As of Saturday night, no ruling on whether Nowitzki will receive a suspension or fine had yet been made, according to league spokesman Tim Frank.
The Mavericks will be hoping that the fact Nowitzki was immediately ejected from a typically physical game with the Jazz will spare him further punishment beyond a fine. Yet a similar incident involving Boston's Kevin Garnett and Milwaukee's Andrew Bogut in November resulted in a one-game suspension for Garnett.
In explaining Garnett's one-game ban, NBA executive vice president of basketball operations Stu Jackson told ESPN.com on Nov. 18 that league rules make a suspension automatic "when a player swings or punches with a fist or open hand, regardless if it makes contact or not."

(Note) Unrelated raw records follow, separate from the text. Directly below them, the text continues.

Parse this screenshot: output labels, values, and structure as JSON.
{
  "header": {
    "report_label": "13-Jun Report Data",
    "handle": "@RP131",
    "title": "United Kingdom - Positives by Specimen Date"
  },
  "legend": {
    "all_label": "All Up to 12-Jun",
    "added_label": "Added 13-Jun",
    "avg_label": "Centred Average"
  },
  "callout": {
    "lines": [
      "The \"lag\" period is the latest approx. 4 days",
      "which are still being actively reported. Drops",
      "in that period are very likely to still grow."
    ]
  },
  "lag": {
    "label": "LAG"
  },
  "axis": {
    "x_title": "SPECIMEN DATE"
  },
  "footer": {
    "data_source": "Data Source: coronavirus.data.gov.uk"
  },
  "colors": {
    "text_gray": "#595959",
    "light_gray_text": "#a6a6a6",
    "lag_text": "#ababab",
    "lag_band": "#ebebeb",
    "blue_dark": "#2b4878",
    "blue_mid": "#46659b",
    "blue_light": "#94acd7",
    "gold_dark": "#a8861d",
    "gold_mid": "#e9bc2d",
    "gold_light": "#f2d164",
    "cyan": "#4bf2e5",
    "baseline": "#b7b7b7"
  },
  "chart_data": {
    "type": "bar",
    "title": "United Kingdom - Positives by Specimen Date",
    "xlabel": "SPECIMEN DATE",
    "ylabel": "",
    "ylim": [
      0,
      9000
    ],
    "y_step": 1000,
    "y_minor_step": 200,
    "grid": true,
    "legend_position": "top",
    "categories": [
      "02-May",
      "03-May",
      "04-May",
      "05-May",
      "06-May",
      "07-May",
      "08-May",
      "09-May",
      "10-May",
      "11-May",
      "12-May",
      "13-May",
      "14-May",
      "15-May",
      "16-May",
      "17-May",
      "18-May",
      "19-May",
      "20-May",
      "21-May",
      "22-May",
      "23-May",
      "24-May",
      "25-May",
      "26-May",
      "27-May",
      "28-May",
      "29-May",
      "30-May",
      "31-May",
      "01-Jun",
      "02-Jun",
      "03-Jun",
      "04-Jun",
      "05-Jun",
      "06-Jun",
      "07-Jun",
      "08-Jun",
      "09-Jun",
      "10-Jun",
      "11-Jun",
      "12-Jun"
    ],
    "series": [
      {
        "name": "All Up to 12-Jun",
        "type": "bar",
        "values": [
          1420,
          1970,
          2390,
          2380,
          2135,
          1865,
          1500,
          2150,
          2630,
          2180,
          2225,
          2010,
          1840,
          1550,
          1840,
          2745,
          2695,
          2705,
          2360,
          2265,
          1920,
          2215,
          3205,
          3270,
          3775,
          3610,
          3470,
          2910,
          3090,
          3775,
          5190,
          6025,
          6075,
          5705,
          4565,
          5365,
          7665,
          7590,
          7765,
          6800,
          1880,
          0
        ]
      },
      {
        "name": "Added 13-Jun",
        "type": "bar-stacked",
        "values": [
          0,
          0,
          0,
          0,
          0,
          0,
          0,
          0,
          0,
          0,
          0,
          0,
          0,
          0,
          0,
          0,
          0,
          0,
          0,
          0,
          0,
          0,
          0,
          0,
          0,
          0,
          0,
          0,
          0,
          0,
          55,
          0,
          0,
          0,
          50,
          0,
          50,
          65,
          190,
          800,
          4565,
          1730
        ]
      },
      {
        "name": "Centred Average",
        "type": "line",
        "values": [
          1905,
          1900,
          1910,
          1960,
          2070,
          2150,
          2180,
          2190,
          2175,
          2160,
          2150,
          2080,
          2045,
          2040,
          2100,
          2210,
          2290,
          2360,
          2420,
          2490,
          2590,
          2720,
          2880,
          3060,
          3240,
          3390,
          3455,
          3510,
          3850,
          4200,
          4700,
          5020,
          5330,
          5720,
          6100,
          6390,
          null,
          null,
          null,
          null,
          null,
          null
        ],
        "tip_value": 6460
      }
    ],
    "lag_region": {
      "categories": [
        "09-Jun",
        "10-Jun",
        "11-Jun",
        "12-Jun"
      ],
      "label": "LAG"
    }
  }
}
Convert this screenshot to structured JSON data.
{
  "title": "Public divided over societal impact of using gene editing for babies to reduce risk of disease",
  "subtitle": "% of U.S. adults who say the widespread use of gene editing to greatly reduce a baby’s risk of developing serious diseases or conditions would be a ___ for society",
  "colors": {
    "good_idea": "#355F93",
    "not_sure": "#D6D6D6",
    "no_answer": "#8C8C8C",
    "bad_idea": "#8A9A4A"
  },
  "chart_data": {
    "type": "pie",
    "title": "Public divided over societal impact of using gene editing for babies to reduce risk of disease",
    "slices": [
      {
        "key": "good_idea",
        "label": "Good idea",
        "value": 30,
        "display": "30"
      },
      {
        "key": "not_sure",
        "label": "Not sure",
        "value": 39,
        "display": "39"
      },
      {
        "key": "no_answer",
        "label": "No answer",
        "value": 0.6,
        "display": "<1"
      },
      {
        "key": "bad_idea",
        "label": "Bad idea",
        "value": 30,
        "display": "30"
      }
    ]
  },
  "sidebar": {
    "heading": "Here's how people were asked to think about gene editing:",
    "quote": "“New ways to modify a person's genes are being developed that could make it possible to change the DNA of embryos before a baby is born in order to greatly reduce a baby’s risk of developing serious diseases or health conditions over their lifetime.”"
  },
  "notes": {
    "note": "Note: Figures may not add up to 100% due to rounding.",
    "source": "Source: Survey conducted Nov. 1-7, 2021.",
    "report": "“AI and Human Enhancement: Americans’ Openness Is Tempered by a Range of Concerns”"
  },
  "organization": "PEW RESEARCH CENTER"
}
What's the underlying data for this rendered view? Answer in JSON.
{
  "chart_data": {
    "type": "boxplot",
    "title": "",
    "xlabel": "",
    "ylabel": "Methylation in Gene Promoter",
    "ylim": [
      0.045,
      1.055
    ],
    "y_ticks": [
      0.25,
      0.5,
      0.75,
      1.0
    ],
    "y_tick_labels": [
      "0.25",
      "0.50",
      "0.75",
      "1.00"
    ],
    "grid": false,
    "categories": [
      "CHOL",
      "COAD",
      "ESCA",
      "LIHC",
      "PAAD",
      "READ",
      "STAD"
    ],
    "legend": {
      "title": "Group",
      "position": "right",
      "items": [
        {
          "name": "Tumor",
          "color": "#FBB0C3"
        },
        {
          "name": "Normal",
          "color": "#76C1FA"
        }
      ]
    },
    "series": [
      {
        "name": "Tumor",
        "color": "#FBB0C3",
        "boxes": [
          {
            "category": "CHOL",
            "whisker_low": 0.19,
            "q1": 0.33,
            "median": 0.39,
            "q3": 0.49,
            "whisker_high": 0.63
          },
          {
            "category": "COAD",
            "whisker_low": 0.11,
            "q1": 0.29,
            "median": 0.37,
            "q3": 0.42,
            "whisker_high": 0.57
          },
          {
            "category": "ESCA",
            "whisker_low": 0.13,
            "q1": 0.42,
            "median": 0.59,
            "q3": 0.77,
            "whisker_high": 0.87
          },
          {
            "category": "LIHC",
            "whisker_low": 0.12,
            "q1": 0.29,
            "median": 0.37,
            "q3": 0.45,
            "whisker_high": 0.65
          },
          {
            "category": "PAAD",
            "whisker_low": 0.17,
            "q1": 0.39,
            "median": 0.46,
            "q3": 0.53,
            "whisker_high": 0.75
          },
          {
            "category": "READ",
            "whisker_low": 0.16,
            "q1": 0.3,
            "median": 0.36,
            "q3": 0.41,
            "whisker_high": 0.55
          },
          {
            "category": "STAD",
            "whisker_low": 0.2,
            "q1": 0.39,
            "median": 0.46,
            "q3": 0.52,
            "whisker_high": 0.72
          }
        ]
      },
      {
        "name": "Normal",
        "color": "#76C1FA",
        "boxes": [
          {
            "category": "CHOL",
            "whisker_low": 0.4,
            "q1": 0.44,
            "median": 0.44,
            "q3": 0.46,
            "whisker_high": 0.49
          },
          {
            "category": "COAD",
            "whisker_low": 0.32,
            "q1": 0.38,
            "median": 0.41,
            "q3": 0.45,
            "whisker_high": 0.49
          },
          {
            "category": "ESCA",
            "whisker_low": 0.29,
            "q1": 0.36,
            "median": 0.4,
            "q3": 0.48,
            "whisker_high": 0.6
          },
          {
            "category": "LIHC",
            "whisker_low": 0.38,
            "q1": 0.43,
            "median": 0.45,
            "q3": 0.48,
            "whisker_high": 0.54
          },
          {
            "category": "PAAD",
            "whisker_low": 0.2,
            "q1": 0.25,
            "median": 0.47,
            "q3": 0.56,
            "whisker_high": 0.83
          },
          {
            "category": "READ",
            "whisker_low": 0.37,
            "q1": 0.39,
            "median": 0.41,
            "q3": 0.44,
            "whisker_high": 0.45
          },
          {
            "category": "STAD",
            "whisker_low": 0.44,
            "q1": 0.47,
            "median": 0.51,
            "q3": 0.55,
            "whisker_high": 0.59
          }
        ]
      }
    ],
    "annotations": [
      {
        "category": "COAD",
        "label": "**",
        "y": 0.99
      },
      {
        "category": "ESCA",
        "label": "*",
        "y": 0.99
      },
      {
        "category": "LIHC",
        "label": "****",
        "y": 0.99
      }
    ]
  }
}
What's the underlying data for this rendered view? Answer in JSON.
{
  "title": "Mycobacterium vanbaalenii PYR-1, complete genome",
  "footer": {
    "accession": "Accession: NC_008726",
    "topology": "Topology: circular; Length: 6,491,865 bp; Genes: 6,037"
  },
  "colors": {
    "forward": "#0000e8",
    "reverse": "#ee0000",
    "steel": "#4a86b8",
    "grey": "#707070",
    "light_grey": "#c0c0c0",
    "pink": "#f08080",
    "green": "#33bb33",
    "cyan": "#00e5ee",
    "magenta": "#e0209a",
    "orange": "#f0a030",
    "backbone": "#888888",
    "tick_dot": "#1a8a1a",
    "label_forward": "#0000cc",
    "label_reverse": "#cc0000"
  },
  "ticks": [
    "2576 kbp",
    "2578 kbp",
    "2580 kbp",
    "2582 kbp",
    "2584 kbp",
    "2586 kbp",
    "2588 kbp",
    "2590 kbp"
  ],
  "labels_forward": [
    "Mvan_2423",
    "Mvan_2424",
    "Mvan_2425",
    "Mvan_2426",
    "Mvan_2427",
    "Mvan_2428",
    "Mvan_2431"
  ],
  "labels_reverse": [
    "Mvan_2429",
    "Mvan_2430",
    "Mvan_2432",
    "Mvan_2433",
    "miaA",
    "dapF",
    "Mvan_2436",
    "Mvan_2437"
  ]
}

Nowitzki was ejected for swinging his arm in response to under-the-basket contact from Harpring, with video replays indicating that -- although it was a backhanded swipe -- Nowitzki made a closed-fist connection with Harpring's face on his follow-through.
If Nowitzki cannot avoid a suspension for Sunday's game, it'll be the second successive season that he's been suspended after an incident in Utah. A rough takedown in March of Jazz forward Andrei Kirilenko -- for which Nowitzki was not ejected -- resulted in a one-game suspension.
A one-game suspension this season would cost him 1/110th of his $18,077,904 salary, which comes to $164,344.58.
Nowitzki did not speak to the media Friday after the game and declined comment when reached Saturday. But team officials confirmed that their star player was interviewed Saturday by league officials for his account, since every flagrant foul/penalty 2 is reviewed by Jackson's office.
Mavs coach Rick Carlisle told reporters in Salt Lake City on Friday: "It appeared to me to be accidental, but they said his fist was closed, so it was an automatic flagrant two. They went to the video. I said it wasn't intentional. They said it didn't matter. ... I don't think the intent was to strike Harpring in the face. Dirk doesn't have any pattern of that type of stuff. It was a microcosm of the night, really."
Complaints about Utah's physical play, especially at home, are nothing new.
Harpring, however, insisted that Nowitzki "just turned around and threw a nice little punch."
Said Utah forward Kyrylo Fesenko, whose offensive rebound over Nowitzki preceded Nowitzki's tangle with Harpring: "I get the rebound. I maybe push him in the back a little. Then probably Matt pushed him a little. I don't think it was something really brutal. It happens all the time."